Summary: Hoogle searches packages on Stackage.
Haskell (as of 27 July 2020) has 14,490 packages in the Hackage package repository. Hoogle (the Haskell API search engine) searches 2,463 packages. This post explains which packages are searched, why some packages are excluded, and thus, how you can ensure your package is searched.
The first filter is that Hoogle only searches packages on Stackage. Hoogle indexes any package which is either in the latest Stackage nightly or Stackage LTS, but always indexes the latest version that is on Hackage. If you want a Hoogle search that perfectly matches a given Stackage release, I recommend using the Stackage Hoogle search available from any snapshot page. There are two reasons for restricting to only packages on Stackage:
- I want Hoogle results to be useful. The fact that the package currently builds with a recent GHC used by Stackage is a positive sign that the package is maintained and might actually work for a user who wants to use it. Most of the packages on Hackage probably don't build with the latest GHC, and thus aren't useful search results.
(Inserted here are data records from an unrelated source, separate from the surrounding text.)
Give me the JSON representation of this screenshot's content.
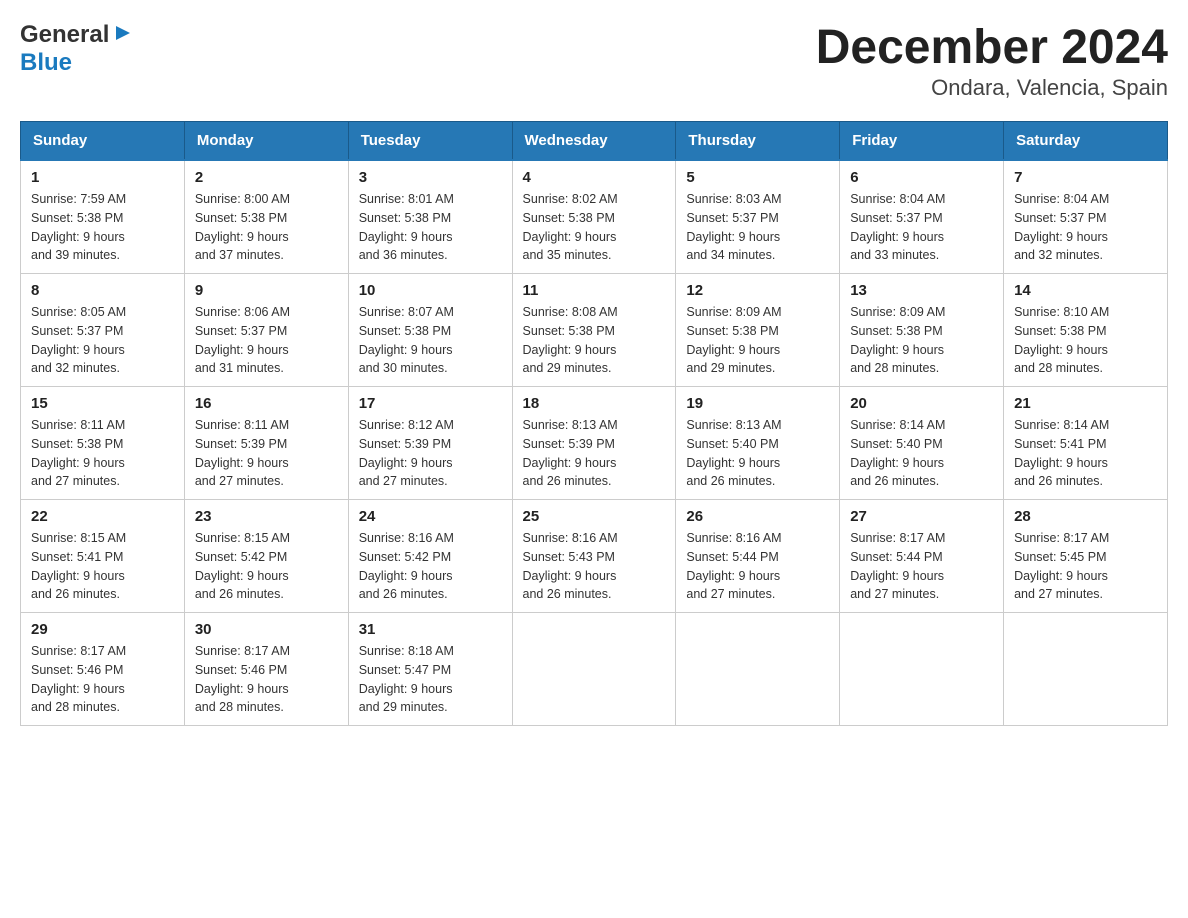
{
  "header": {
    "title": "December 2024",
    "subtitle": "Ondara, Valencia, Spain"
  },
  "logo": {
    "part1": "General",
    "part2": "Blue"
  },
  "days_of_week": [
    "Sunday",
    "Monday",
    "Tuesday",
    "Wednesday",
    "Thursday",
    "Friday",
    "Saturday"
  ],
  "weeks": [
    [
      {
        "day": "1",
        "sunrise": "7:59 AM",
        "sunset": "5:38 PM",
        "daylight": "9 hours and 39 minutes."
      },
      {
        "day": "2",
        "sunrise": "8:00 AM",
        "sunset": "5:38 PM",
        "daylight": "9 hours and 37 minutes."
      },
      {
        "day": "3",
        "sunrise": "8:01 AM",
        "sunset": "5:38 PM",
        "daylight": "9 hours and 36 minutes."
      },
      {
        "day": "4",
        "sunrise": "8:02 AM",
        "sunset": "5:38 PM",
        "daylight": "9 hours and 35 minutes."
      },
      {
        "day": "5",
        "sunrise": "8:03 AM",
        "sunset": "5:37 PM",
        "daylight": "9 hours and 34 minutes."
      },
      {
        "day": "6",
        "sunrise": "8:04 AM",
        "sunset": "5:37 PM",
        "daylight": "9 hours and 33 minutes."
      },
      {
        "day": "7",
        "sunrise": "8:04 AM",
        "sunset": "5:37 PM",
        "daylight": "9 hours and 32 minutes."
      }
    ],
    [
      {
        "day": "8",
        "sunrise": "8:05 AM",
        "sunset": "5:37 PM",
        "daylight": "9 hours and 32 minutes."
      },
      {
        "day": "9",
        "sunrise": "8:06 AM",
        "sunset": "5:37 PM",
        "daylight": "9 hours and 31 minutes."
      },
      {
        "day": "10",
        "sunrise": "8:07 AM",
        "sunset": "5:38 PM",
        "daylight": "9 hours and 30 minutes."
      },
      {
        "day": "11",
        "sunrise": "8:08 AM",
        "sunset": "5:38 PM",
        "daylight": "9 hours and 29 minutes."
      },
      {
        "day": "12",
        "sunrise": "8:09 AM",
        "sunset": "5:38 PM",
        "daylight": "9 hours and 29 minutes."
      },
      {
        "day": "13",
        "sunrise": "8:09 AM",
        "sunset": "5:38 PM",
        "daylight": "9 hours and 28 minutes."
      },
      {
        "day": "14",
        "sunrise": "8:10 AM",
        "sunset": "5:38 PM",
        "daylight": "9 hours and 28 minutes."
      }
    ],
    [
      {
        "day": "15",
        "sunrise": "8:11 AM",
        "sunset": "5:38 PM",
        "daylight": "9 hours and 27 minutes."
      },
      {
        "day": "16",
        "sunrise": "8:11 AM",
        "sunset": "5:39 PM",
        "daylight": "9 hours and 27 minutes."
      },
      {
        "day": "17",
        "sunrise": "8:12 AM",
        "sunset": "5:39 PM",
        "daylight": "9 hours and 27 minutes."
      },
      {
        "day": "18",
        "sunrise": "8:13 AM",
        "sunset": "5:39 PM",
        "daylight": "9 hours and 26 minutes."
      },
      {
        "day": "19",
        "sunrise": "8:13 AM",
        "sunset": "5:40 PM",
        "daylight": "9 hours and 26 minutes."
      },
      {
        "day": "20",
        "sunrise": "8:14 AM",
        "sunset": "5:40 PM",
        "daylight": "9 hours and 26 minutes."
      },
      {
        "day": "21",
        "sunrise": "8:14 AM",
        "sunset": "5:41 PM",
        "daylight": "9 hours and 26 minutes."
      }
    ],
    [
      {
        "day": "22",
        "sunrise": "8:15 AM",
        "sunset": "5:41 PM",
        "daylight": "9 hours and 26 minutes."
      },
      {
        "day": "23",
        "sunrise": "8:15 AM",
        "sunset": "5:42 PM",
        "daylight": "9 hours and 26 minutes."
      },
      {
        "day": "24",
        "sunrise": "8:16 AM",
        "sunset": "5:42 PM",
        "daylight": "9 hours and 26 minutes."
      },
      {
        "day": "25",
        "sunrise": "8:16 AM",
        "sunset": "5:43 PM",
        "daylight": "9 hours and 26 minutes."
      },
      {
        "day": "26",
        "sunrise": "8:16 AM",
        "sunset": "5:44 PM",
        "daylight": "9 hours and 27 minutes."
      },
      {
        "day": "27",
        "sunrise": "8:17 AM",
        "sunset": "5:44 PM",
        "daylight": "9 hours and 27 minutes."
      },
      {
        "day": "28",
        "sunrise": "8:17 AM",
        "sunset": "5:45 PM",
        "daylight": "9 hours and 27 minutes."
      }
    ],
    [
      {
        "day": "29",
        "sunrise": "8:17 AM",
        "sunset": "5:46 PM",
        "daylight": "9 hours and 28 minutes."
      },
      {
        "day": "30",
        "sunrise": "8:17 AM",
        "sunset": "5:46 PM",
        "daylight": "9 hours and 28 minutes."
      },
      {
        "day": "31",
        "sunrise": "8:18 AM",
        "sunset": "5:47 PM",
        "daylight": "9 hours and 29 minutes."
      },
      null,
      null,
      null,
      null
    ]
  ],
  "labels": {
    "sunrise": "Sunrise:",
    "sunset": "Sunset:",
    "daylight": "Daylight:"
  }
}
- Indexing time and memory usage is proportional to the number of packages, and somewhat the size of those packages. By dropping over 10 thousand packages we can index more frequently and on more constrained virtual machines. With the recent release of Hoogle 5.0.18 the technical limitations on size were removed to enable indexing all of Hackage - but there is still no intention to do so.
There are 2,426 packages in Stackage Nightly, and 2,508 in Stackage LTS, with most overlapping. There are 2,580 distinct packages between these two sources, the Haskell Platform and a few custom packages Hoogle knows about (e.g. GHC).
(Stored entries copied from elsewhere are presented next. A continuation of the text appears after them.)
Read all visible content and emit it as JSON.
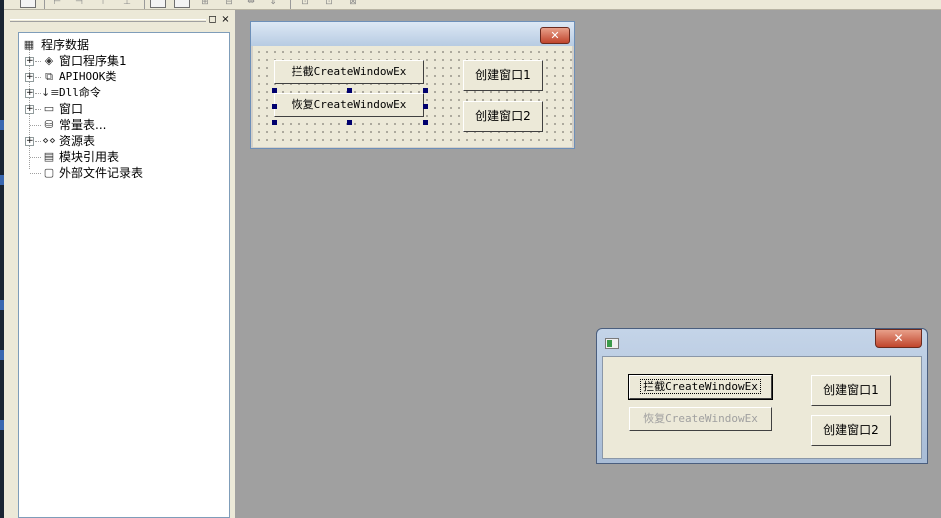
{
  "colors": {
    "workspace": "#a0a0a0",
    "panel": "#ece9d8",
    "selection_handle": "#00006e",
    "close_button": "#c0452c"
  },
  "tree": {
    "root_label": "程序数据",
    "items": [
      {
        "label": "窗口程序集1",
        "icon": "stack-icon",
        "expandable": true
      },
      {
        "label": "APIHOOK类",
        "icon": "class-icon",
        "expandable": true
      },
      {
        "label": "Dll命令",
        "icon": "dll-icon",
        "expandable": true
      },
      {
        "label": "窗口",
        "icon": "window-icon",
        "expandable": true
      },
      {
        "label": "常量表...",
        "icon": "constant-icon",
        "expandable": false
      },
      {
        "label": "资源表",
        "icon": "resource-icon",
        "expandable": true
      },
      {
        "label": "模块引用表",
        "icon": "module-icon",
        "expandable": false
      },
      {
        "label": "外部文件记录表",
        "icon": "file-icon",
        "expandable": false
      }
    ]
  },
  "panel_buttons": {
    "restore": "◻",
    "close": "×"
  },
  "design_form": {
    "close_glyph": "✕",
    "buttons": {
      "intercept": "拦截CreateWindowEx",
      "restore": "恢复CreateWindowEx",
      "create1": "创建窗口1",
      "create2": "创建窗口2"
    }
  },
  "run_form": {
    "close_glyph": "✕",
    "buttons": {
      "intercept": "拦截CreateWindowEx",
      "restore": "恢复CreateWindowEx",
      "create1": "创建窗口1",
      "create2": "创建窗口2"
    }
  }
}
Of the 2,580 eligible packages, 77 are executables only, so don't have any libraries to search, leaving 2,503 packages.
Of the remaining packages 2,503, 40 are missing documentation on Hackage, taking us down to 2,463. As for why a package might not have documentation:
- Some are missing documentation because they are very GHC internal and are mentioned but not on Hackage, e.g. ghc-heap.
- Some are Windows only and won't generate documentation on the Linux Hackage servers, e.g. Win32-notify.
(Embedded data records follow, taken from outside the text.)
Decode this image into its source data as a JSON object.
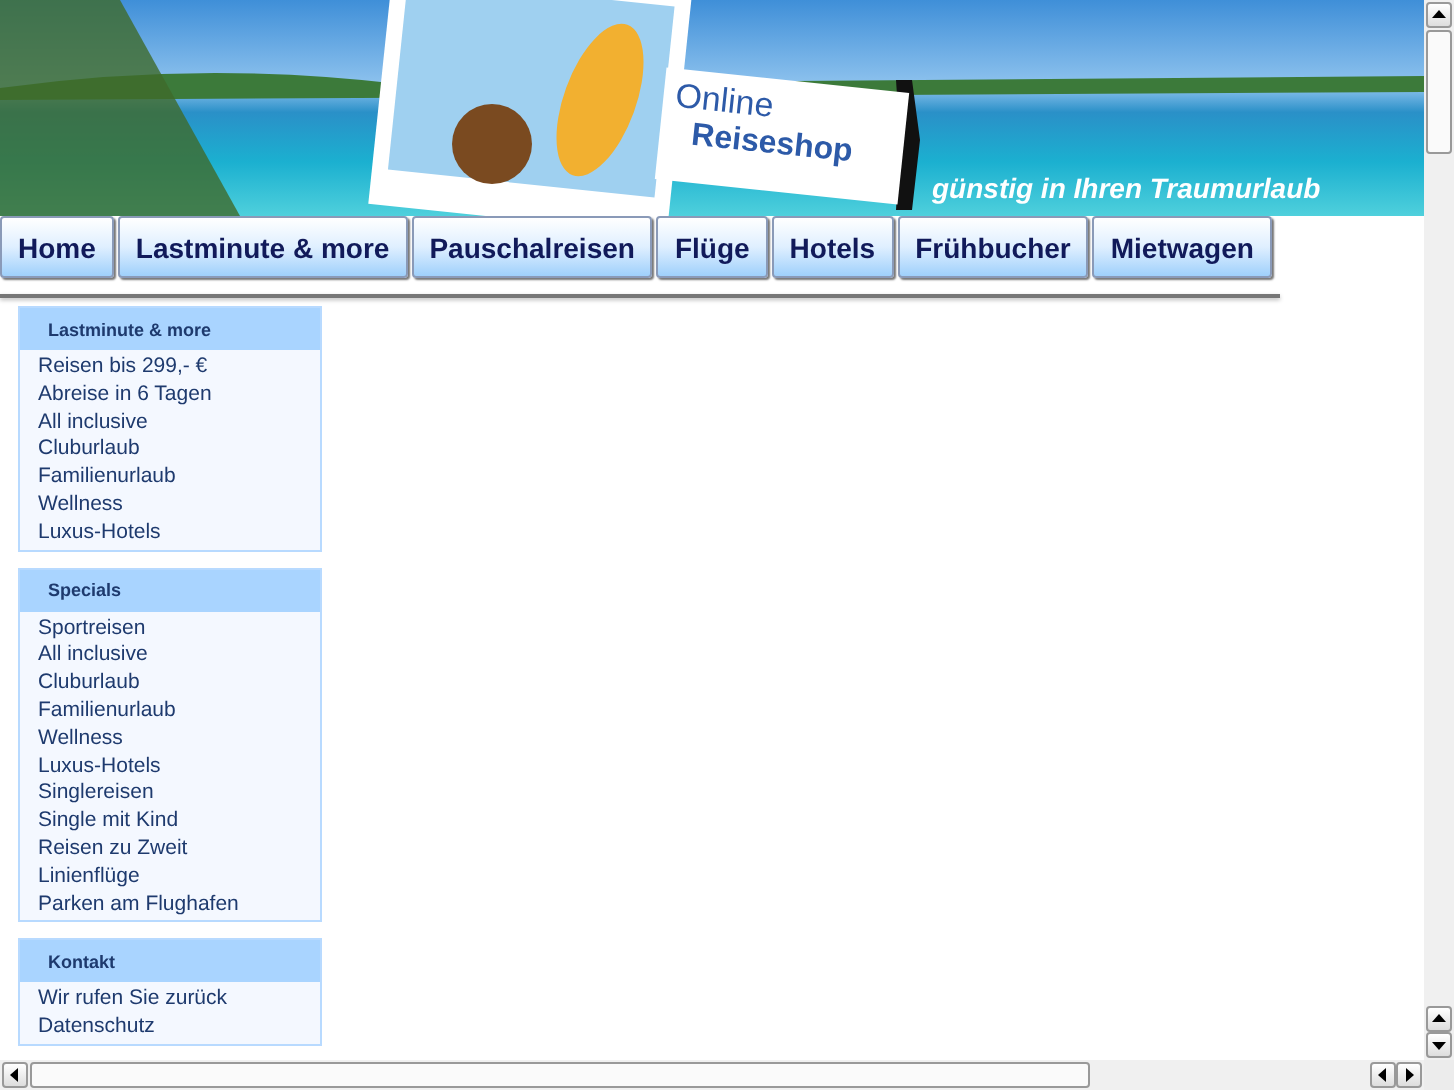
{
  "banner": {
    "logo_line_1": "Online",
    "logo_line_2": "Reiseshop",
    "slogan": "günstig in Ihren Traumurlaub"
  },
  "nav": [
    "Home",
    "Lastminute & more",
    "Pauschalreisen",
    "Flüge",
    "Hotels",
    "Frühbucher",
    "Mietwagen"
  ],
  "sidebar": [
    {
      "title": "Lastminute & more",
      "items": [
        "Reisen bis 299,- €",
        "Abreise in 6 Tagen",
        "All inclusive",
        "Cluburlaub",
        "Familienurlaub",
        "Wellness",
        "Luxus-Hotels"
      ]
    },
    {
      "title": "Specials",
      "items": [
        "Sportreisen",
        "All inclusive",
        "Cluburlaub",
        "Familienurlaub",
        "Wellness",
        "Luxus-Hotels",
        "Singlereisen",
        "Single mit Kind",
        "Reisen zu Zweit",
        "Linienflüge",
        "Parken am Flughafen"
      ]
    },
    {
      "title": "Kontakt",
      "items": [
        "Wir rufen Sie zurück",
        "Datenschutz"
      ]
    }
  ]
}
- Some have dependencies not installed on the Hackage servers, e.g. rocksdb-query.
- Some have documentation that appears to have been generated without generating a corresponding Hoogle data file, e.g. array-memoize.
- Some are just missing docs entirely on Hackage for no good reason I can see, e.g. bytestring-builder.
The Hoogle database is generated and deployed once per day, automatically. Occasionally a test failure or dependency outage will cause generation to fail, but I get alerted, and usually it doesn't get stale by more than a few days. If you add your package to Stackage and it doesn't show up on Hoogle within a few days, raise an issue.